Model performance during assessment of mite fecundity on hop cultivars.

Using a subset of the leaf fecundity images (105 images, 2,825 class instances), we evaluated the three-class model (v210) and found it achieved high recall (0.915–0.972) and mAP50 (0.952–0.977) across the three hop cultivars, supporting its suitability for object detection in hop fecundity assays. Strong agreement between predicted and ground truth counts across cultivars, model versions, and mite classes further supports the model’s performance in this application (see S7 Fig in S1 File); linear models fit to each combination of model and cultivar yielded coefficients of determination (R²) 0.98, with the lowest values observed in Pacific Gem. Thus, we ran the entire dataset (250 images, 6,283 class instances) through inference with model v210 and detected significant cultivar effects on TSSM fecundity: Cascade exhibited a significantly higher AUC than Nugget (Tukey HSD, p = 0.0066), while differences between Cascade and Pacific Gem (p = 0.0717) and between Nugget and Pacific Gem (p = 0.6219) were not significant (see Fig 9).

Download:

Fig 9. Comparison of mite fecundity across hop cultivars.

Computer vision–based egg counts were used to quantify fecundity over a five-day period on three hop cultivars: Cascade, Nugget, and Pacific Gem. (A) Daily egg counts showed cultivar-specific differences in oviposition. (B) Area under the curve (AUC) of daily counts was calculated for each replicate to summarize fecundity. A linear model with cultivar and experimental run as fixed effects revealed significant differences in fecundity between cultivars (Tukey’s HSD, p<0.05). Error bars indicate standard error of the mean. (C) Representative images that illustrate the variability in fecundity and leaf features between the cultivars.

https://doi.org/10.1371/journal.pone.0333253.g009

Discussion

We developed an extensive and publicly available image dataset of annotated images of TSSM life-stages from diverse host plants and cultivars. We leveraged this image dataset to develop an automated microscopy and computer vision pipeline to improve the throughput and reproducibility of in vitro assays for the two-spotted spider mite. Our approach addresses key limitations of manual evaluation methods, particularly labor requirements and rater subjectivity, and achieves human-level accuracy in detecting and quantifying TSSM life stages when applied to data similar to the training set.

To understand the limitations in our system, we examined the correlation between object density and model performance which provided practical considerations for future assay design, specifically regarding mite density thresholds beyond which performance deteriorates. As expected, we found that recall for our models drops when there are more than approximately 80 objects in an image due to partial or full object occlusion. Recall also dropped when models were applied to host plants not used in model training. However, precision was robust to both the number of objects in an image and host background. Therefore, care is needed when applying our models for quantitative assessment of mite life stages when motiles or eggs are extremely dense or when other objects such as environmental debris may occlude mites.

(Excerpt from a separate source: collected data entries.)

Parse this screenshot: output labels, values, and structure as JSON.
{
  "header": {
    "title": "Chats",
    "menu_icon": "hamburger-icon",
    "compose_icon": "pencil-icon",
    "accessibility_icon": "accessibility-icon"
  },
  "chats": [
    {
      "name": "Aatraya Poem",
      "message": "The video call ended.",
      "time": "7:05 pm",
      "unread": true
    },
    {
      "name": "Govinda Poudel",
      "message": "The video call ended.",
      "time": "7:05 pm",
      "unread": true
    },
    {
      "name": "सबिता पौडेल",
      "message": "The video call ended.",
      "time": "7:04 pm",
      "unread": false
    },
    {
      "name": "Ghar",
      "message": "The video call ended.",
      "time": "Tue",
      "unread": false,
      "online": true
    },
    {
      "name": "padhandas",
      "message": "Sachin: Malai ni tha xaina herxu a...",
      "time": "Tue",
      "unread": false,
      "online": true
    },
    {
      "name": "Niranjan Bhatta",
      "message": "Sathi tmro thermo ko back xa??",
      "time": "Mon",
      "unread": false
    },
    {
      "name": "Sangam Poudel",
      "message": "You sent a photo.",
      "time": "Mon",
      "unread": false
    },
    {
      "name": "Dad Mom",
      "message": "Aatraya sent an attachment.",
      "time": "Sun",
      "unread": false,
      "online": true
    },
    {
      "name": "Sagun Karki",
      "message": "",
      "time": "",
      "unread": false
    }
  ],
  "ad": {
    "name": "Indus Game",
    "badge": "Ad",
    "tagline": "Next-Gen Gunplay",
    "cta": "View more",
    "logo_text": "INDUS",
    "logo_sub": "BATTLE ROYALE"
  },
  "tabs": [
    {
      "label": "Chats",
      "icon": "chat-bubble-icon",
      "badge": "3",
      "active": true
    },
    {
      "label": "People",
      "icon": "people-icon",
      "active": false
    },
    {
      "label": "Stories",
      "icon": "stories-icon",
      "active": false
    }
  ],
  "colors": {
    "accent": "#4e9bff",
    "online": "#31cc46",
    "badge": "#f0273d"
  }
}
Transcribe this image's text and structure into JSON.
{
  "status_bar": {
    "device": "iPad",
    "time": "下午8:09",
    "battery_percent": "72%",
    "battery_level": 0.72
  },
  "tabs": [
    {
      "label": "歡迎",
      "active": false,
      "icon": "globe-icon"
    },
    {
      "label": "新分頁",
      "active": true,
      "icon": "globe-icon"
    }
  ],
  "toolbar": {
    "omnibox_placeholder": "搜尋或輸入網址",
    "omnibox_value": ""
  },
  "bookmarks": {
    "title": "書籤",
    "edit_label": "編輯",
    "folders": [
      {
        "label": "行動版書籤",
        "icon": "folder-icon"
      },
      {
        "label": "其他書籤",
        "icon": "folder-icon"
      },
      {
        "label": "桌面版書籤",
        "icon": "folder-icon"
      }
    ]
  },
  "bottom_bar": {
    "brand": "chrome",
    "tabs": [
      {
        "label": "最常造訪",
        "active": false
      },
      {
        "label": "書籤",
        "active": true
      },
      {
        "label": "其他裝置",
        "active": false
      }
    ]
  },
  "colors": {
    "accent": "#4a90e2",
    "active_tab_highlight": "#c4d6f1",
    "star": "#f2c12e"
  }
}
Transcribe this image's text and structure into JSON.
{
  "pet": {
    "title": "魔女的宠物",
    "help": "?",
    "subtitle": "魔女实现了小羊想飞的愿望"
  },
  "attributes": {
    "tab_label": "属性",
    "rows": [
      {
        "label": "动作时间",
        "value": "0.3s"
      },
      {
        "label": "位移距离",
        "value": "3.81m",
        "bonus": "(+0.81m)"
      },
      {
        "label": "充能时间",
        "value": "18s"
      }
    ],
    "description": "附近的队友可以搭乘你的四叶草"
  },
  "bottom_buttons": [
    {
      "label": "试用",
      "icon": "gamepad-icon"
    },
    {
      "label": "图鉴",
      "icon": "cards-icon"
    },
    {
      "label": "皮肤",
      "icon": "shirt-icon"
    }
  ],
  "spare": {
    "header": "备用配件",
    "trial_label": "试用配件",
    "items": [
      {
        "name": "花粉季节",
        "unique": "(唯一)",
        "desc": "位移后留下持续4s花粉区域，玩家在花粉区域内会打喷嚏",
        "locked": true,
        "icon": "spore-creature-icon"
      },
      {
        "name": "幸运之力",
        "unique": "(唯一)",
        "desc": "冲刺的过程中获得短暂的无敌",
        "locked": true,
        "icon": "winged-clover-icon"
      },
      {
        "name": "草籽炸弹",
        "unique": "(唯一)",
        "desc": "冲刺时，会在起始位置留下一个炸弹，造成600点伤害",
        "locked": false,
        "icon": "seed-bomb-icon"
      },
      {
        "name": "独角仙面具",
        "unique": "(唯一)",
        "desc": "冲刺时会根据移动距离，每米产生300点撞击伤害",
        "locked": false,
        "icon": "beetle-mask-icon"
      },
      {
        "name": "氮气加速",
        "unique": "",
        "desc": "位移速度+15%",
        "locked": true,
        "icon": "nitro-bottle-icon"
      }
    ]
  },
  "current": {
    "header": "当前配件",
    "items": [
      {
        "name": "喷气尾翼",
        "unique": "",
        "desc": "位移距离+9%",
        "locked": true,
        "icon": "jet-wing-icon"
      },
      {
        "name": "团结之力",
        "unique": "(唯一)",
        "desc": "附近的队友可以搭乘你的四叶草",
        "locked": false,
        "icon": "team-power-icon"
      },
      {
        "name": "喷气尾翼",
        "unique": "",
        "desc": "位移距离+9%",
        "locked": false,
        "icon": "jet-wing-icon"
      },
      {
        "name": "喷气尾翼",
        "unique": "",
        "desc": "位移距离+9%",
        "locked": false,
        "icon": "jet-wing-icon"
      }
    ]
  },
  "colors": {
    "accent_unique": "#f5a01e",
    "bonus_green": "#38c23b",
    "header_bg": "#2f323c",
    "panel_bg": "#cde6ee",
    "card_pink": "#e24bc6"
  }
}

Potential limitations of our system are also challenges encountered by human raters during microscopic assessment of mites (see Fig 10). For example, distinguishing late-stage deutonymphs from adult females is difficult due to their similar size and coloration. Model accuracy declined in cases of partial or full occlusion, motion blur caused by mite movement during image capture, or when background structures—such as trichomes or developing glands—closely resembled target classes. Some of these limitations can be averted by sample handling procedures, careful consideration of experimental design, and additional model training. For example, we observed that pre-chilling trays at 4^∘C for one hour before imaging substantially reduced mite movement and minimized motion-related artifacts. We also observed that model performance on new host plant species improved even with limited additional training data, suggesting adaptability with modest fine-tuning. While our models performed robustly across a wide range of conditions, human oversight remains important for inference in visually complex, ambiguous, or unfamiliar contexts (e.g., novel hosts, shaded objects, or partially visible mites). In such edge cases, human assessors can draw on contextual cues and biological experience to make judgments that models may miss.

Download:

Fig 10. Examples of challenging scenarios for model detection.

Representative cases where a model underperformed due to biological and technical complexities. (A) Crowding and z-axis occlusion among object classes. (B) Motion blur and crowding during active mite movement (more common with males). (C) Shadowing artifacts caused by leaf cupping. (D) Leaf features such as veins and trichomes occluding objects. (E) Confounding leaf structures, such as developing lupulin glands on hop leaves (in yellow boxes), visually resembling mite eggs. (F) Mites treated with miticide imaged 5 days post-application still appear viable, showing minimal discoloration and leg curling, confounding viability classification. Scale bars are 150 m.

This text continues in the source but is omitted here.